Mais, il est à craindre que les conséquences ne s’arrêtent
pas là. M. Barroso s’était permis, il y a quelques semaines de faire la leçon
aux indépendantistes Écossais en disant que l’adhésion d’une Ecosse
indépendante à l’UE était rien moins qu’évidente. A-t-il pensé un instant à ce
que deviendra sa position si l’UE engage des négociations avec une Ukraine
partitionnée ? A-t-il pensé un instant au signal envoyé par l’UE aux
indépendantistes catalans et basque ? A-t-il pensé un instant à la lecture
qui serait faite en Belgique, tant par les flamands que les wallons, des
événements d’Ukraine ? Les dirigeants de l’EU et des Etats-Unis ont ouvert
la boîte de Pandore. Le choc sur l’Union Européenne de ces événements se
révélera dévastateur. Ce choc va se doubler d’un second, encore plus grave, si
une période de confrontation avec la Russie s’installe. L’Union Européenne est
une zone de faible croissance. Elle risque, dans ces circonstances, de le
rester pour une longue période. Enfin, l’image que renvoie l’Union Européenne
dans le reste du monde, en Afrique et en Asie en particulier, est détestable.
C’est celle d’une puissance néo-coloniale, usant et abusant de ses point de
forces sur les plus faibles, prenant des décisions sans en mesurer les
conséquences et en dépit des principes du droit. Le Président Obama a, un peu
rapidement, affirmé que « la Russie était isolée ». En réalité, ce
pays a reçu un soutien très clair de la Chine et de l’Inde, et de nombreux
autres pays d’Asie.

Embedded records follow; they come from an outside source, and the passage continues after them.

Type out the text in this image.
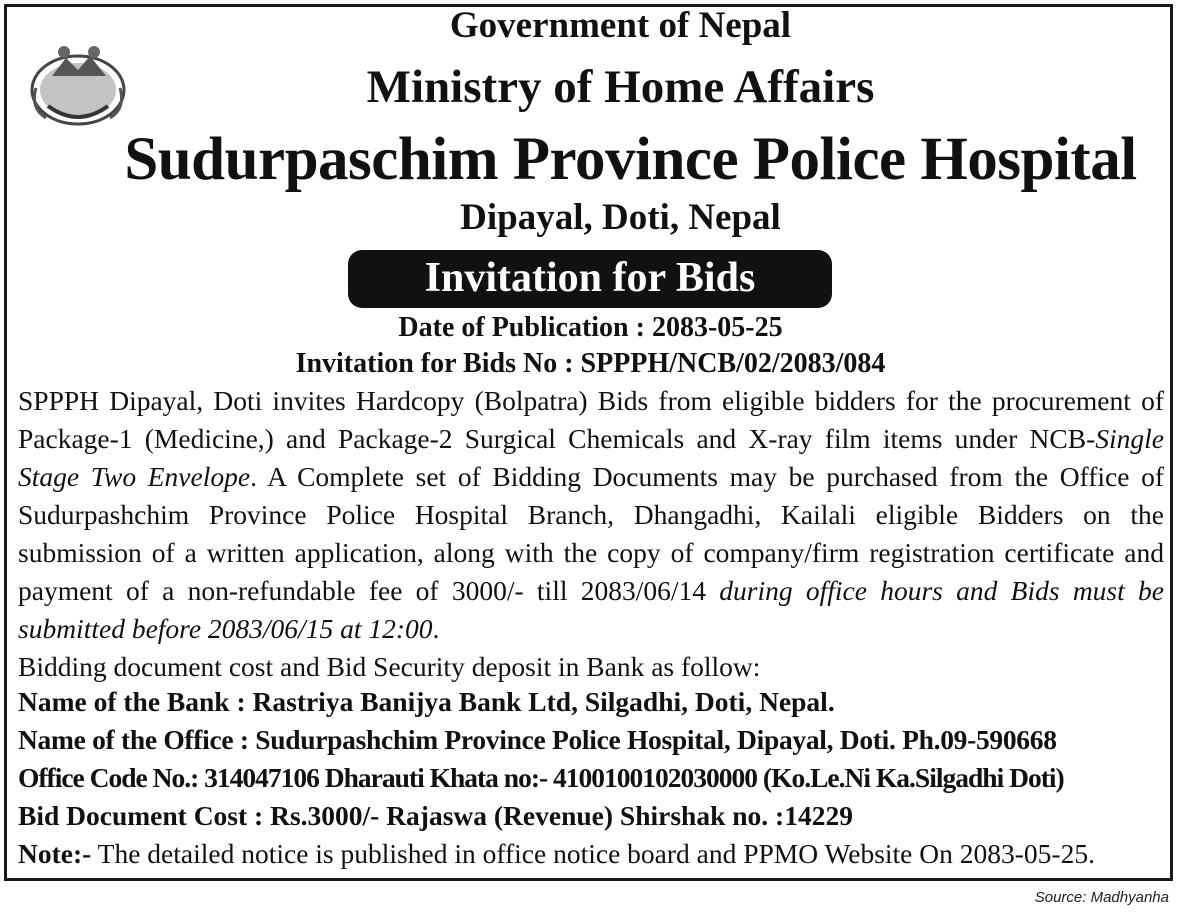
Government of Nepal
Ministry of Home Affairs
Sudurpaschim Province Police Hospital
Dipayal, Doti, Nepal
Invitation for Bids
Date of Publication : 2083-05-25
Invitation for Bids No : SPPPH/NCB/02/2083/084
SPPPH Dipayal, Doti invites Hardcopy (Bolpatra) Bids from eligible bidders for the procurement of Package-1 (Medicine,) and Package-2 Surgical Chemicals and X-ray film items under NCB-Single Stage Two Envelope. A Complete set of Bidding Documents may be purchased from the Office of Sudurpashchim Province Police Hospital Branch, Dhangadhi, Kailali eligible Bidders on the submission of a written application, along with the copy of company/firm registration certificate and payment of a non-refundable fee of 3000/- till 2083/06/14 during office hours and Bids must be submitted before 2083/06/15 at 12:00.
Bidding document cost and Bid Security deposit in Bank as follow:
Name of the Bank : Rastriya Banijya Bank Ltd, Silgadhi, Doti, Nepal.
Name of the Office : Sudurpashchim Province Police Hospital, Dipayal, Doti. Ph.09-590668
Office Code No.: 314047106 Dharauti Khata no:- 4100100102030000 (Ko.Le.Ni Ka.Silgadhi Doti)
Bid Document Cost : Rs.3000/- Rajaswa (Revenue) Shirshak no. :14229
Note:- The detailed notice is published in office notice board and PPMO Website On 2083-05-25.
Source: Madhyanha
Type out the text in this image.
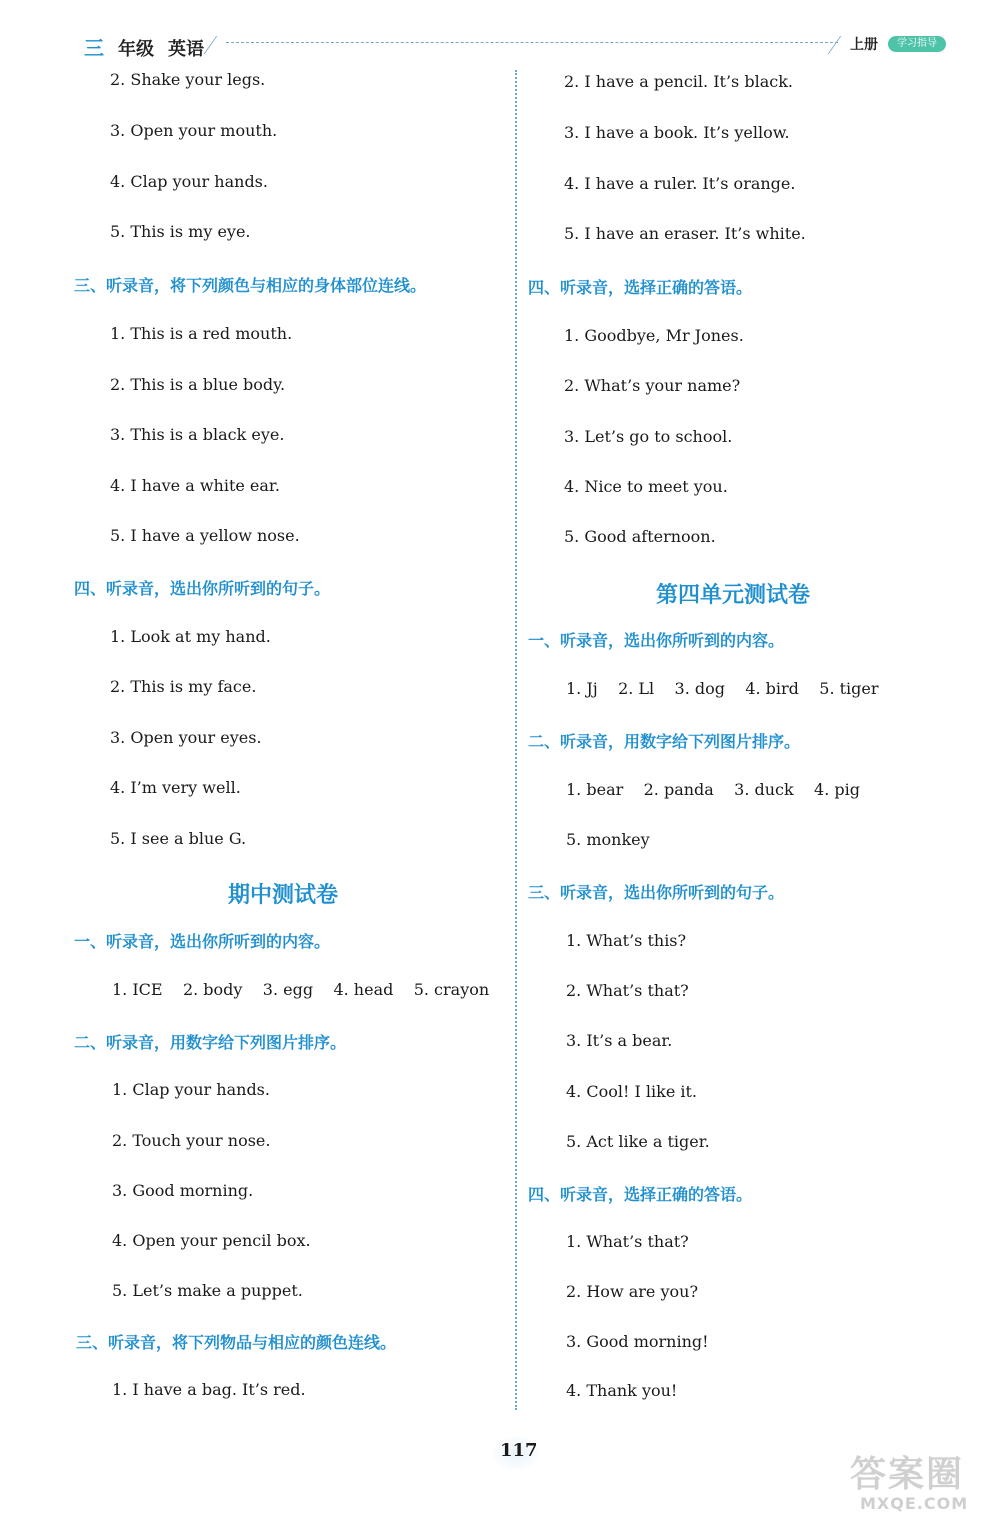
三 年级 英语	上册	学习指导
2. Shake your legs.
3. Open your mouth.
4. Clap your hands.
5. This is my eye.
三、听录音，将下列颜色与相应的身体部位连线。
1. This is a red mouth.
2. This is a blue body.
3. This is a black eye.
4. I have a white ear.
5. I have a yellow nose.
四、听录音，选出你所听到的句子。
1. Look at my hand.
2. This is my face.
3. Open your eyes.
4. I’m very well.
5. I see a blue G.
期中测试卷
一、听录音，选出你所听到的内容。
1. ICE    2. body    3. egg    4. head    5. crayon
二、听录音，用数字给下列图片排序。
1. Clap your hands.
2. Touch your nose.
3. Good morning.
4. Open your pencil box.
5. Let’s make a puppet.
三、听录音，将下列物品与相应的颜色连线。
1. I have a bag. It’s red.
2. I have a pencil. It’s black.
3. I have a book. It’s yellow.
4. I have a ruler. It’s orange.
5. I have an eraser. It’s white.
四、听录音，选择正确的答语。
1. Goodbye, Mr Jones.
2. What’s your name?
3. Let’s go to school.
4. Nice to meet you.
5. Good afternoon.
第四单元测试卷
一、听录音，选出你所听到的内容。
1. Jj    2. Ll    3. dog    4. bird    5. tiger
二、听录音，用数字给下列图片排序。
1. bear    2. panda    3. duck    4. pig
5. monkey
三、听录音，选出你所听到的句子。
1. What’s this?
2. What’s that?
3. It’s a bear.
4. Cool! I like it.
5. Act like a tiger.
四、听录音，选择正确的答语。
1. What’s that?
2. How are you?
3. Good morning!
4. Thank you!
117
答案圈
MXQE.COM
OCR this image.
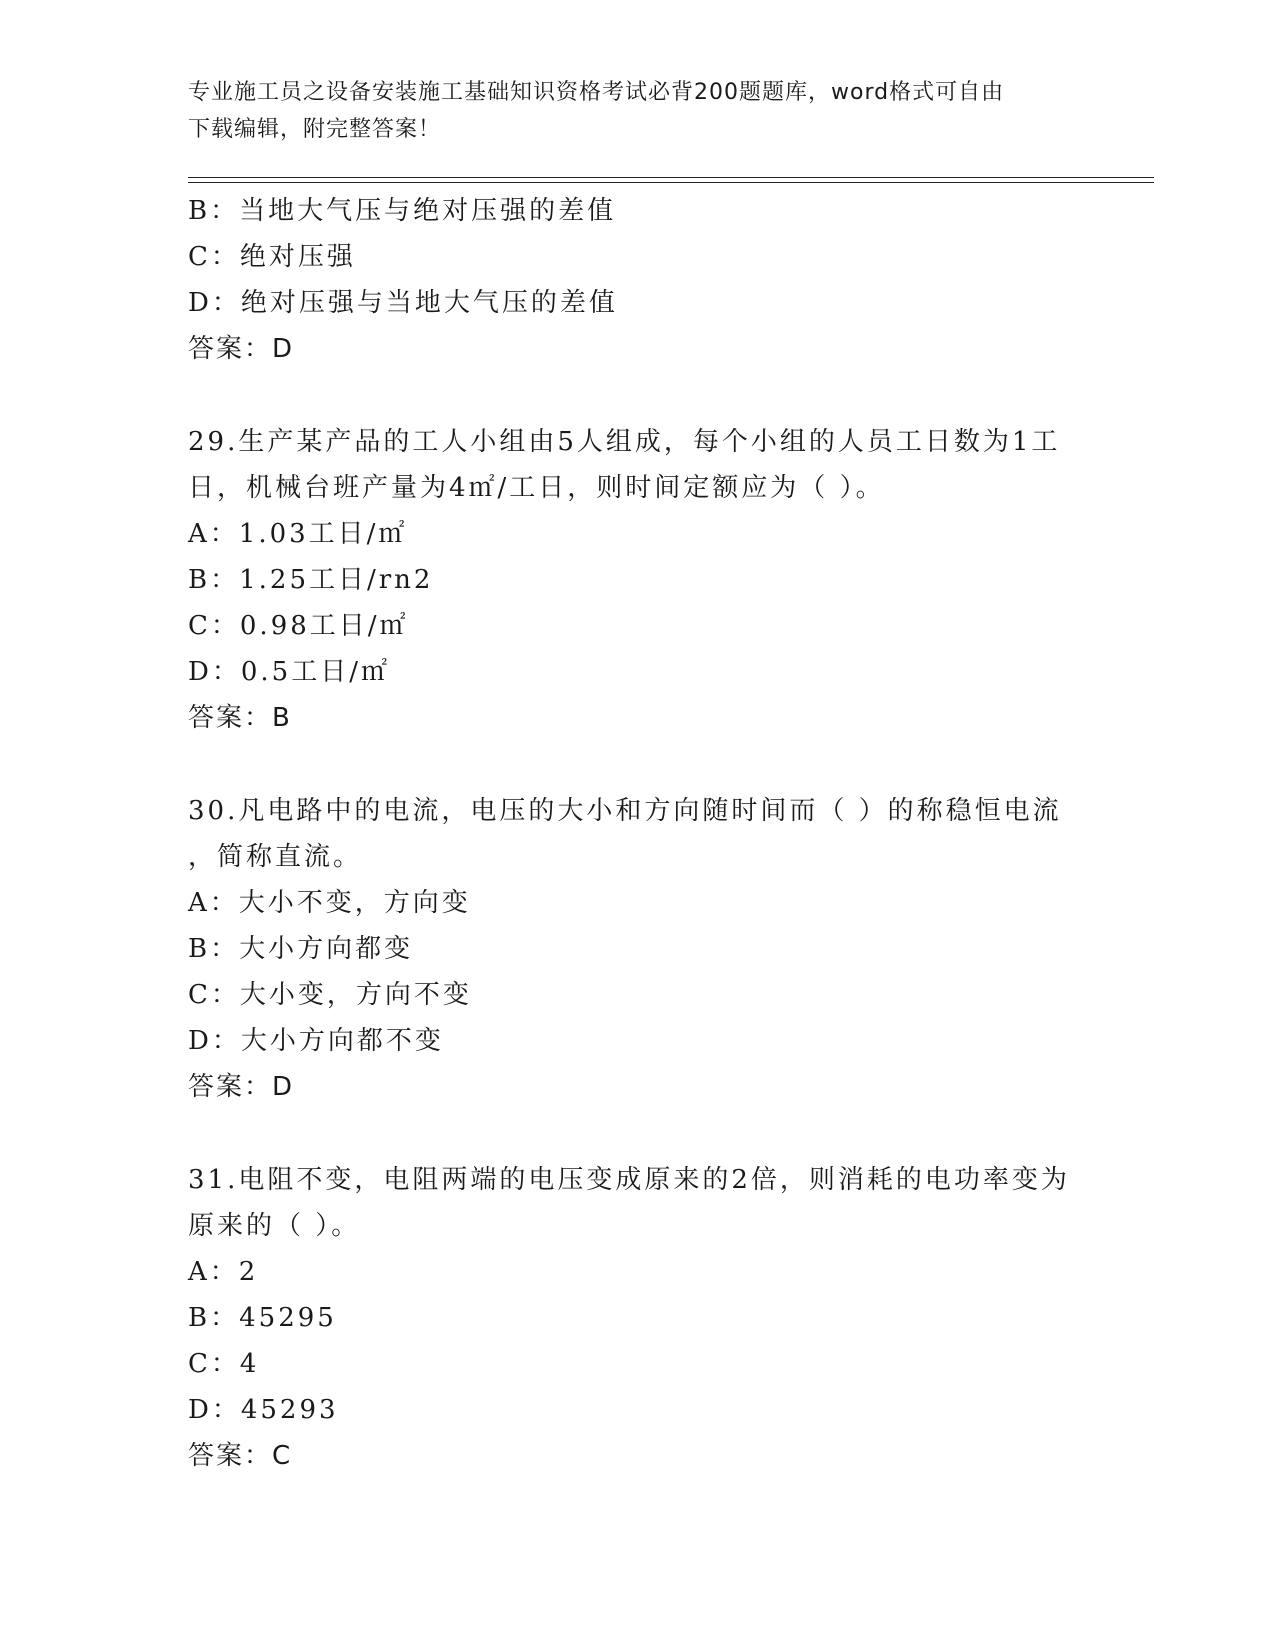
专业施工员之设备安装施工基础知识资格考试必背200题题库，word格式可自由
下载编辑，附完整答案！
B：当地大气压与绝对压强的差值
C：绝对压强
D：绝对压强与当地大气压的差值
答案：D
29.生产某产品的工人小组由5人组成，每个小组的人员工日数为1工
日，机械台班产量为4㎡/工日，则时间定额应为（ ）。
A：1.03工日/㎡
B：1.25工日/rn2
C：0.98工日/㎡
D：0.5工日/㎡
答案：B
30.凡电路中的电流，电压的大小和方向随时间而（ ）的称稳恒电流
，简称直流。
A：大小不变，方向变
B：大小方向都变
C：大小变，方向不变
D：大小方向都不变
答案：D
31.电阻不变，电阻两端的电压变成原来的2倍，则消耗的电功率变为
原来的（ ）。
A：2
B：45295
C：4
D：45293
答案：C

Ce n’est pas tant par sympathie pour les positions russes
que parce que ces pays comprennent la cohérence du droit international et la
nécessité de la respecter.
La logique des événements de la première semaine de mars
2014 est loin d’être épuisée. On
ne sait trop aujourd’hui quelles mauvaises, ou pourquoi pas bonnes, surprises
nous réserve l’avenir. Mais il est clair que nous auront bientôt, lors des
élections européennes, le moyen de sanctionner nos gouvernements pour leur
complète impéritie, voir l’hubris, dont ils ont fait preuve sur la question
ukrainienne.
[1] Sapir J., « Sauvegarder l’unité de l’Ukraine », RussEurope,
le 3 mars 2014, URL :http://russeurope.hypotheses.org/2045
[2] Nombreux furent mes lecteurs pour me dire que s’ils
approuvaient mes propos, ils me trouvaient bien optimiste. Qu’ils sachent que
c’était l’optimisme de la volonté, qui n’empêche nullement le pessimisme de
l’intelligence.
[3] Sapir J., Provocation à Kiev?,
in RussEurope, le 5 mars 2014, URL :http://russeurope.hypotheses.org/2051
[4] Mme Merkel a reconnu dans la conférence de presse qui a
eu lieu à Bruxelles dans l’après-midi du 6 mars que l’origine et les
commanditaires des snipers de la place Maïdan méritait une enquêtes.
On peut cependant se demander ce qu’il en adviendra quand on sait que le
Procureur Général est un membre de « Svoboda ».